Demain dimanche, l’avion aura décollé. Il va falloir replanifier la suite de leurs aventures, retourner à Coles acheter du corned-beef et des noodles. Ensuite, ils reprendront la route, mais cette fois, ils dormiront dans leur tente qu’il faudra déplier chaque soir et replier chaque matin. Au fond d’elle-même, elle est partagée. C’est à la fois excitant cette aventure qui recommence à deux, et pourtant elle a la même sensation que si elle rentrait de colo. Heureuse de retrouver ses habitudes mais triste de mettre fin à deux semaines de laisser-aller.

Depuis six mois, elle a l’impression de ne pas arrêter de dire au revoir. Depuis six mois, ce sont d’éternels adieux qui se répètent inlassablement. Voyager c’est dire au revoir. Au

revoir à ceux qu’on laisse en France. Au revoir à ceux que l’on croise au hasard des routes. Au revoir à ceux qui viennent nous voir. « Jamais je n’aurais pensé que ça pouvait être aussi difficile. » se lamente-t-elle. Ce soir, elle dit au revoir à sa famille, demain elle dira au revoir à Perth. Ils prennent la route vers le nord. L’hiver approchant, plus près de l’équateur ils seront, meilleur sera le climat. Ils partent sans trop de regrets car à part une proposition faite a Jennifer pour faire des massages ou des ménages toute nue en échange de 120$ de l’heure, ils n’avaient pas franchement trouvé de travail. Il faut dire qu’ils n’avaient pas franchement cherché, mais bon pas de regret à avoir : les températures automnales les auront poussés sur la route.

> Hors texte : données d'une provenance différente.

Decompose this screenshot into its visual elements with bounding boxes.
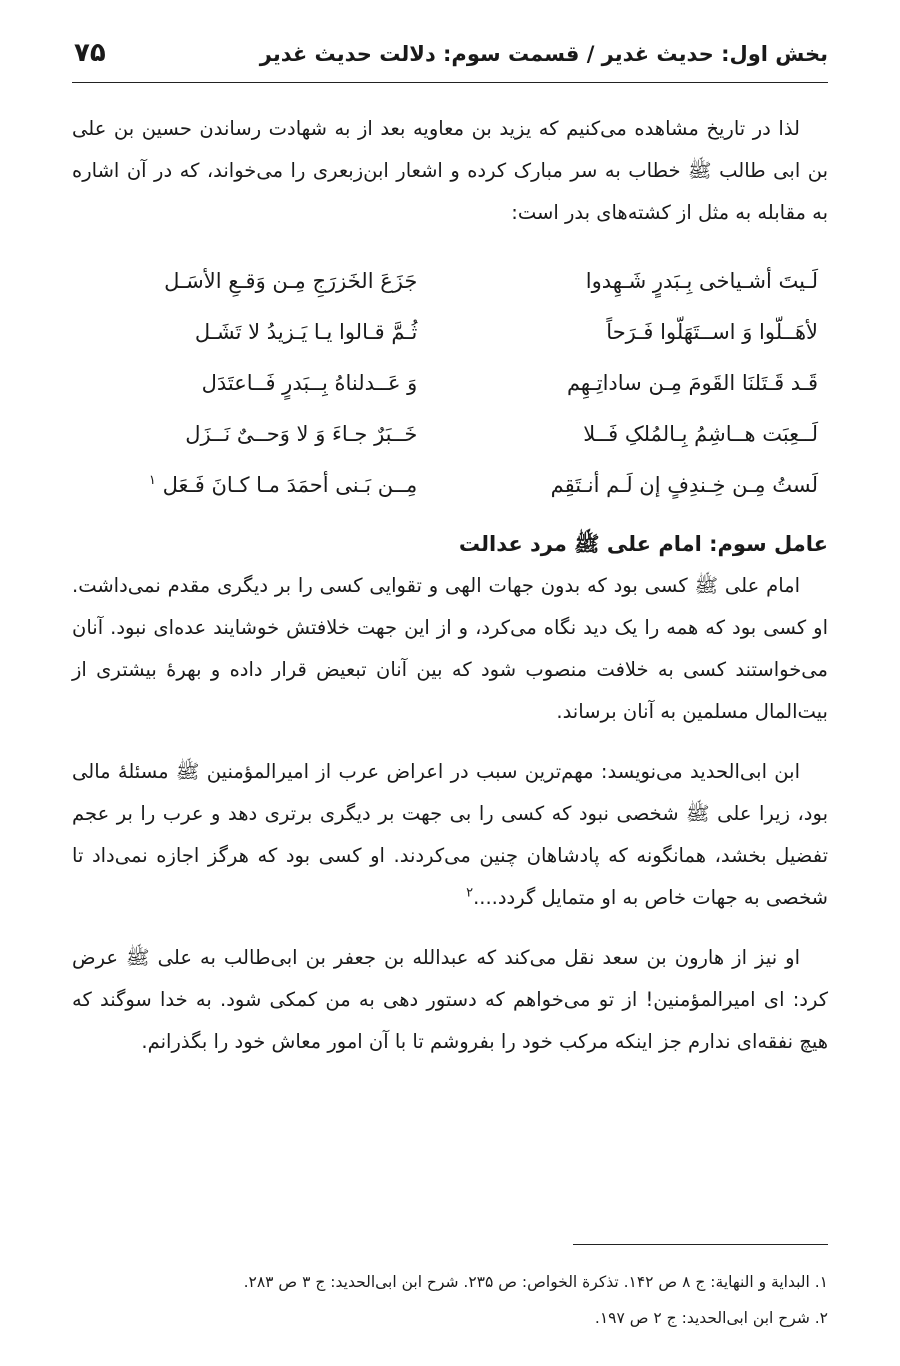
page-number: ۷۵ <box>74 38 106 68</box>
verse-second-half: خَــبَرٌ جـاءَ وَ لا وَحــیٌ نَــزَل <box>185 422 418 446</box>
verse-first-half: لَـیتَ أشـیاخی بِـبَدرٍ شَـهِدوا <box>585 269 818 293</box>
verse-first-half: لَستُ مِـن خِـندِفٍ إن لَـم أنـتَقِم <box>550 473 818 497</box>
verse-first-half: لَــعِبَت هــاشِمُ بِـالمُلکِ فَــلا <box>583 422 818 446</box>
verse-second-half: ثُـمَّ قـالوا یـا یَـزیدُ لا تَشَـل <box>194 320 418 344</box>
poem-verse <box>72 358 828 409</box>
verse-second-half <box>76 460 417 511</box>
poem-verse <box>72 256 828 307</box>
paragraph-justice: امام علی ﷺ کسی بود که بدون جهات الهی و تقوایی کسی را بر دیگری مقدم نمی‌داشت. او کسی بود که همه را یک دید نگاه می‌کرد، و از این جهت خلافتش خوشایند عده‌ای نبود. آنان می‌خواستند کسی به خلافت منصوب شود که بین آنان تبعیض قرار داده و بهرهٔ بیشتری از بیت‌المال مسلمین به آنان برساند. <box>72 574 828 723</box>
paragraph-ibn-abi-al-hadid-text: ابن ابی‌الحدید می‌نویسد: مهم‌ترین سبب در اعراض عرب از امیرالمؤمنین ﷺ مسئلهٔ مالی بود، زیرا علی ﷺ شخصی نبود که کسی را بی جهت بر دیگری برتری دهد و عرب را بر عجم تفضیل بخشد، همانگونه که پادشاهان چنین می‌کردند. او کسی بود که هرگز اجازه نمی‌داد تا شخصی به جهات خاص به او متمایل گردد.... <box>72 760 828 909</box>
intro-paragraph: لذا در تاریخ مشاهده می‌کنیم که یزید بن معاویه بعد از به شهادت رساندن حسین بن علی بن ابی طالب ﷺ خطاب به سر مبارک کرده و اشعار ابن‌زبعری را می‌خواند، که در آن اشاره به مقابله به مثل از کشته‌های بدر است: <box>72 117 828 224</box>
footnote-reference-1[interactable]: ۱ <box>148 473 156 488</box>
poem-verse <box>72 460 828 511</box>
page-body <box>72 108 828 1063</box>
footnotes <box>72 1264 828 1336</box>
poem-verse <box>72 307 828 358</box>
verse-second-half: جَزَعَ الخَزرَجِ مِـن وَقـعِ الأسَـل <box>164 269 418 293</box>
header-title: بخش اول: حدیث غدیر / قسمت سوم: دلالت حدیث غدیر <box>259 42 828 66</box>
book-page <box>72 0 828 1366</box>
verse-first-half: قَـد قَـتَلنَا القَومَ مِـن ساداتِـهِم <box>566 371 818 395</box>
footnote-2: ۲. شرح ابن ابی‌الحدید: ج ۲ ص ۱۹۷. <box>594 1309 828 1327</box>
poem-verse <box>72 409 828 460</box>
poem <box>72 256 828 511</box>
paragraph-ibn-abi-al-hadid <box>72 751 828 919</box>
verse-second-half-text: مِــن بَـنی أحمَدَ مـا کـانَ فَـعَل <box>162 473 418 497</box>
footnote-reference-2[interactable]: ۲ <box>466 885 474 901</box>
footnote-1: ۱. البدایة و النهایة: ج ۸ ص ۱۴۲. تذکرة الخواص: ص ۲۳۵. شرح ابن ابی‌الحدید: ج ۳ ص ۲۸۳. <box>243 1273 828 1291</box>
verse-first-half: لأهَــلّوا وَ اســتَهَلّوا فَـرَحاً <box>606 320 818 344</box>
paragraph-abdullah-ibn-jafar: او نیز از هارون بن سعد نقل می‌کند که عبدالله بن جعفر بن ابی‌طالب به علی ﷺ عرض کرد: ای امیرالمؤمنین! از تو می‌خواهم که دستور دهی به من کمکی شود. به خدا سوگند که هیچ نفقه‌ای ندارم جز اینکه مرکب خود را بفروشم تا با آن امور معاش خود را بگذرانم. <box>72 946 828 1053</box>
running-header <box>72 34 828 83</box>
footnote-divider <box>573 1244 828 1245</box>
verse-second-half: وَ عَــدلناهُ بِــبَدرٍ فَــاعتَدَل <box>201 371 418 395</box>
section-heading: عامل سوم: امام علی ﷺ مرد عدالت <box>458 532 828 556</box>
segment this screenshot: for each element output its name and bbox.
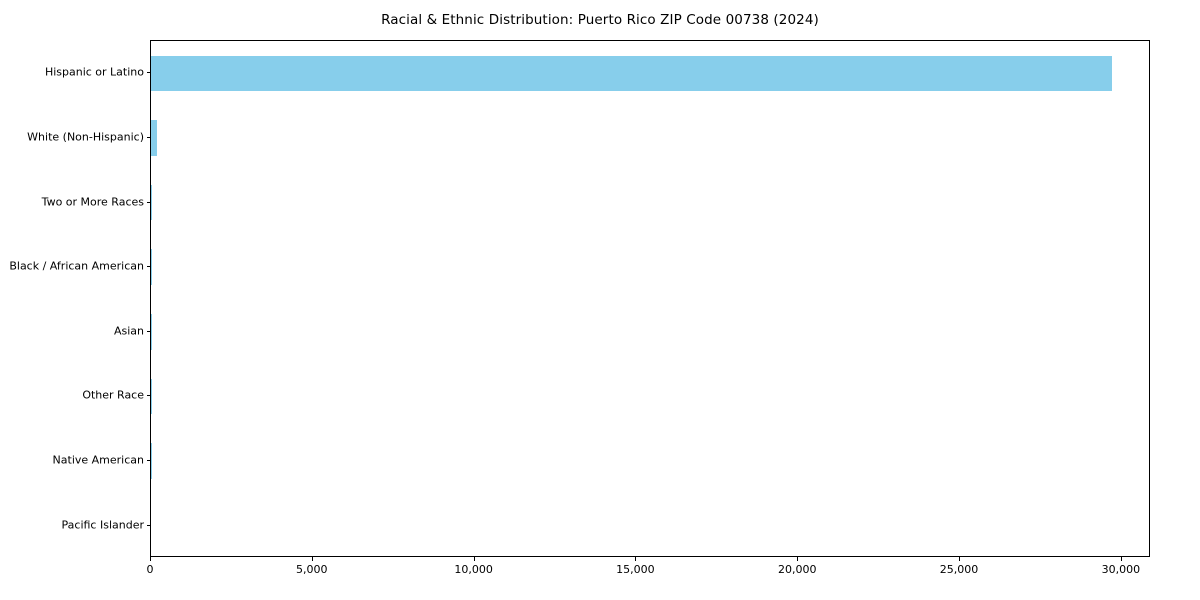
x-tick-mark: [312, 557, 313, 561]
bar-row: [151, 249, 1149, 285]
plot-area: [150, 40, 1150, 557]
x-tick-mark: [959, 557, 960, 561]
bar-row: [151, 314, 1149, 350]
y-tick-mark: [147, 202, 151, 203]
x-tick-label: 10,000: [454, 563, 493, 576]
y-tick-mark: [147, 331, 151, 332]
x-tick-label: 30,000: [1101, 563, 1141, 576]
bar-row: [151, 120, 1149, 156]
bar: [151, 249, 152, 285]
y-tick-label: White (Non-Hispanic): [27, 130, 144, 144]
y-tick-mark: [147, 525, 151, 526]
chart-title: Racial & Ethnic Distribution: Puerto Rico ZIP Code 00738 (2024): [381, 12, 819, 28]
x-tick-label: 15,000: [616, 563, 655, 576]
y-tick-mark: [147, 395, 151, 396]
bar-series: [151, 41, 1149, 556]
y-tick-mark: [147, 137, 151, 138]
y-tick-label: Other Race: [82, 388, 144, 402]
y-tick-label: Hispanic or Latino: [44, 65, 144, 79]
bar-row: [151, 379, 1149, 415]
y-tick-label: Pacific Islander: [61, 518, 144, 532]
bar-row: [151, 56, 1149, 92]
x-tick-label: 20,000: [777, 563, 817, 576]
x-tick-mark: [150, 557, 151, 561]
y-tick-label: Native American: [52, 453, 144, 467]
x-tick-mark: [635, 557, 636, 561]
x-tick-mark: [1121, 557, 1122, 561]
x-tick-mark: [797, 557, 798, 561]
bar: [151, 120, 157, 156]
x-tick-label: 5,000: [296, 563, 328, 576]
y-tick-label: Black / African American: [9, 259, 144, 273]
bar: [151, 56, 1112, 92]
bar-row: [151, 508, 1149, 544]
x-tick-label: 25,000: [939, 563, 979, 576]
y-tick-mark: [147, 266, 151, 267]
bar: [151, 185, 152, 221]
y-tick-label: Two or More Races: [41, 195, 144, 209]
x-tick-mark: [474, 557, 475, 561]
y-tick-mark: [147, 72, 151, 73]
x-tick-label: 0: [146, 563, 154, 576]
y-tick-mark: [147, 460, 151, 461]
bar-row: [151, 443, 1149, 479]
y-tick-label: Asian: [113, 324, 144, 338]
bar-row: [151, 185, 1149, 221]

« Bon, ben il va être l’heure pour nous ! intervient Isabelle. – Quoi déjà ! » répond Jennifer tout juste sortie de ses songes. Pas le temps de finir sa bière. Un dernier câlin et Jennifer voit sa mère et sa grand-mère s’éloigner dans le couloir les amenant au poste frontière. Dans six mois, elle aussi sera rentrée en France. Dans six mois, elle reverra sa famille. Ça passe vite six mois, mais on ne peut pas s’empêcher de se dire aussi que c’est un peu long quand on sait que, cette fois, le temps des visites est derrière nous.